Monday, May 22, 2006

Energy Drain - Bar Admissions and MuMu

I'd like to explain why I've had no energy for blogging or doing anything else these past few weeks.

I don't know if I'm allowed to talk about the bar admission course I'm taking. Everything we do seems to have a warning attached to it that goes like this:

Please note that all information prepared for this assessment process must be kept confidential. Failure to adhere to this paragraph may be regarded as "Academic Dishonesty" under s. 43(3) of the Licensing Process Policies.

For all I know, my sharing this note with you is such a breach. So let's just talk hypothetically. Imagine you're in a room with 24 people who have just completed their second or third university degree and you have an instructor asking them questions like "How do we communicate with our clients?"

And then the instructor waits for people to raise their hands. And keeps waiting.

And finally a hand goes up and the hand-raiser says, "on the phone? by email?"

"How else?"

I'm the guy who just shouts out "politely".

When the instructor didn't like that answer, I went back to being the guy who just shouts out the obvious answer right away so we don't have the long cricket chirping silences. Until the instructor asked "do we only write contracts so that the lawyers involved can understand them."

"No," I said.

"You don't have to answer so forcefully," said the instructor, "you could say, 'not necessarily'." Now we're back to the cricket chirping silences, because I'm not into unnecessarily equivocal answers.

Alas, as much as I've admired my fellow law student colleagues, I lost some of my optimism last week. Here's a sentence I used to begin a summary in a memo last week about a letter that our "firm" received by mistake:

This letter is like a live cobra that has been tossed through our window. It may have already bitten us, but if we handle it with care, we may escape further harm, get the anti-venom in time and possibly, but not likely, turn it to our advantage.

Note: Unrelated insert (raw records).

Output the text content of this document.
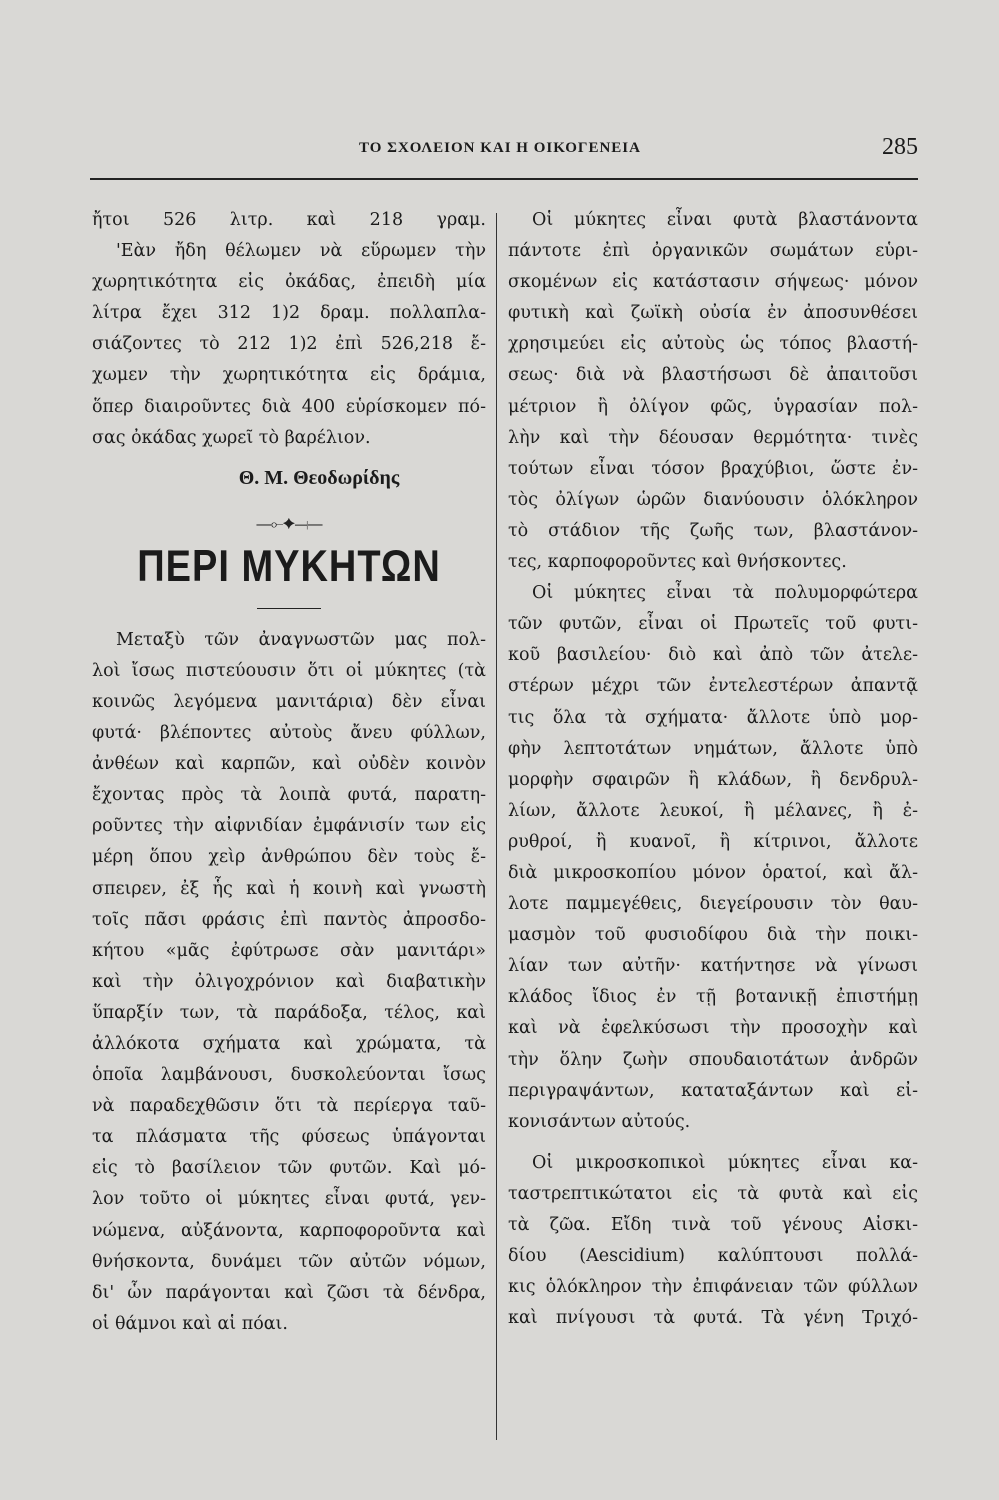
ΤΟ ΣΧΟΛΕΙΟΝ ΚΑΙ Η ΟΙΚΟΓΕΝΕΙΑ	285
ἤτοι 526 λιτρ. καὶ 218 γραμ.
'Εὰν ἤδη θέλωμεν νὰ εὕρωμεν τὴν
χωρητικότητα εἰς ὀκάδας, ἐπειδὴ μία
λίτρα ἔχει 312 1)2 δραμ. πολλαπλα-
σιάζοντες τὸ 212 1)2 ἐπὶ 526,218 ἔ-
χωμεν τὴν χωρητικότητα εἰς δράμια,
ὅπερ διαιροῦντες διὰ 400 εὑρίσκομεν πό-
σας ὀκάδας χωρεῖ τὸ βαρέλιον.
Θ. Μ. Θεοδωρίδης
—⟜✦⟞—
ΠΕΡΙ ΜΥΚΗΤΩΝ
Μεταξὺ τῶν ἀναγνωστῶν μας πολ-
λοὶ ἴσως πιστεύουσιν ὅτι οἱ μύκητες (τὰ
κοινῶς λεγόμενα μανιτάρια) δὲν εἶναι
φυτά· βλέποντες αὐτοὺς ἄνευ φύλλων,
ἀνθέων καὶ καρπῶν, καὶ οὐδὲν κοινὸν
ἔχοντας πρὸς τὰ λοιπὰ φυτά, παρατη-
ροῦντες τὴν αἰφνιδίαν ἐμφάνισίν των εἰς
μέρη ὅπου χεὶρ ἀνθρώπου δὲν τοὺς ἔ-
σπειρεν, ἐξ ἧς καὶ ἡ κοινὴ καὶ γνωστὴ
τοῖς πᾶσι φράσις ἐπὶ παντὸς ἀπροσδο-
κήτου «μᾶς ἐφύτρωσε σὰν μανιτάρι»
καὶ τὴν ὀλιγοχρόνιον καὶ διαβατικὴν
ὕπαρξίν των, τὰ παράδοξα, τέλος, καὶ
ἀλλόκοτα σχήματα καὶ χρώματα, τὰ
ὁποῖα λαμβάνουσι, δυσκολεύονται ἴσως
νὰ παραδεχθῶσιν ὅτι τὰ περίεργα ταῦ-
τα πλάσματα τῆς φύσεως ὑπάγονται
εἰς τὸ βασίλειον τῶν φυτῶν. Καὶ μό-
λον τοῦτο οἱ μύκητες εἶναι φυτά, γεν-
νώμενα, αὐξάνοντα, καρποφοροῦντα καὶ
θνήσκοντα, δυνάμει τῶν αὐτῶν νόμων,
δι' ὧν παράγονται καὶ ζῶσι τὰ δένδρα,
οἱ θάμνοι καὶ αἱ πόαι.
Οἱ μύκητες εἶναι φυτὰ βλαστάνοντα
πάντοτε ἐπὶ ὀργανικῶν σωμάτων εὑρι-
σκομένων εἰς κατάστασιν σήψεως· μόνον
φυτικὴ καὶ ζωϊκὴ οὐσία ἐν ἀποσυνθέσει
χρησιμεύει εἰς αὐτοὺς ὡς τόπος βλαστή-
σεως· διὰ νὰ βλαστήσωσι δὲ ἀπαιτοῦσι
μέτριον ἢ ὀλίγον φῶς, ὑγρασίαν πολ-
λὴν καὶ τὴν δέουσαν θερμότητα· τινὲς
τούτων εἶναι τόσον βραχύβιοι, ὥστε ἐν-
τὸς ὀλίγων ὡρῶν διανύουσιν ὁλόκληρον
τὸ στάδιον τῆς ζωῆς των, βλαστάνον-
τες, καρποφοροῦντες καὶ θνήσκοντες.
Οἱ μύκητες εἶναι τὰ πολυμορφώτερα
τῶν φυτῶν, εἶναι οἱ Πρωτεῖς τοῦ φυτι-
κοῦ βασιλείου· διὸ καὶ ἀπὸ τῶν ἀτελε-
στέρων μέχρι τῶν ἐντελεστέρων ἀπαντᾷ
τις ὅλα τὰ σχήματα· ἄλλοτε ὑπὸ μορ-
φὴν λεπτοτάτων νημάτων, ἄλλοτε ὑπὸ
μορφὴν σφαιρῶν ἢ κλάδων, ἢ δενδρυλ-
λίων, ἄλλοτε λευκοί, ἢ μέλανες, ἢ ἐ-
ρυθροί, ἢ κυανοῖ, ἢ κίτρινοι, ἄλλοτε
διὰ μικροσκοπίου μόνον ὁρατοί, καὶ ἄλ-
λοτε παμμεγέθεις, διεγείρουσιν τὸν θαυ-
μασμὸν τοῦ φυσιοδίφου διὰ τὴν ποικι-
λίαν των αὐτῆν· κατήντησε νὰ γίνωσι
κλάδος ἴδιος ἐν τῇ βοτανικῇ ἐπιστήμῃ
καὶ νὰ ἐφελκύσωσι τὴν προσοχὴν καὶ
τὴν ὅλην ζωὴν σπουδαιοτάτων ἀνδρῶν
περιγραψάντων, καταταξάντων καὶ εἰ-
κονισάντων αὐτούς.
Οἱ μικροσκοπικοὶ μύκητες εἶναι κα-
ταστρεπτικώτατοι εἰς τὰ φυτὰ καὶ εἰς
τὰ ζῶα. Εἴδη τινὰ τοῦ γένους Αἰσκι-
δίου (Aescidium) καλύπτουσι πολλά-
κις ὁλόκληρον τὴν ἐπιφάνειαν τῶν φύλλων
καὶ πνίγουσι τὰ φυτά. Τὰ γένη Τριχό-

My fellow firm members deleted the sentence.

Do you see why I feel like my energy is being drained?

Don't play this game

MuMu: If you're smart, you won't click this picture.Then here at home, I came across that damned game MuMu because somebody asked if I could find something to occupy their mindNote1. I had my computer game addiction down to only about 20 minutes a day before this. A MuMu game takes me about 40 minutes. And when I finish one game, I want to play another. I must have spent six or seven hours playing it yesterday. And I'd promised myself I wouldn't play at all.

This morning I played two games and got a score of 653 on my second game. That's a darned high score and I'm hoping it will satisfy me enough that I never play it again. If you're smart, you won't follow the link I've imbedded into the screen shot.

7 comments:

zoom said...

Don't feel bad Dave - I've been on holidays throughout this monsoon, and I've been wasting most of my time playing Chuzzle. I'm hooked, despite the self-loathing and the promises to myself of "just one more, and then I won't play at all tomorrow."

zoom said...

I couldn't help myself, I tried your insidious little game. My high score is now 222. Do you think I'll feel better about myself if I switch addictions in the middle of my holidays?

Anonymous said...

i'm sorry, but i feel it is an educational game at least. i would like to point out that you can hardly claim to know who i am and stop at that. i know you know. you know i know you know. but nonetheless, we are lacking proof.

it's ok, though, i get special treatment for special times. though i guess they aren't that special if they happen all the time...

David Scrimshaw said...

PhilG, sorry, no new games.

Zoom, to avoid the self-loathing, try to think of these games as preventive healthcare. You're developing neural pathways to improve your resistance to dementia. Switching games is a good step to take.

Person with the ridiculously long pseudonym, when I know something, I don't need proof.

Anonymous said...

I don't think you're getting what I am saying...

David Scrimshaw said...

well, that's not surprising, I don't have a reference letter from the famous Professor Paciocco.

JuliaR said...

Well about the law - practising it is what kills your soul in the end. The study of it is great. I don't think it has to be that way but it is for now. Near the end of my stint at practice (9 years) I felt like someone was hooking my brain out through my nose, bit by bit. I still don't know how I would go about changing it but I think there has to be a way.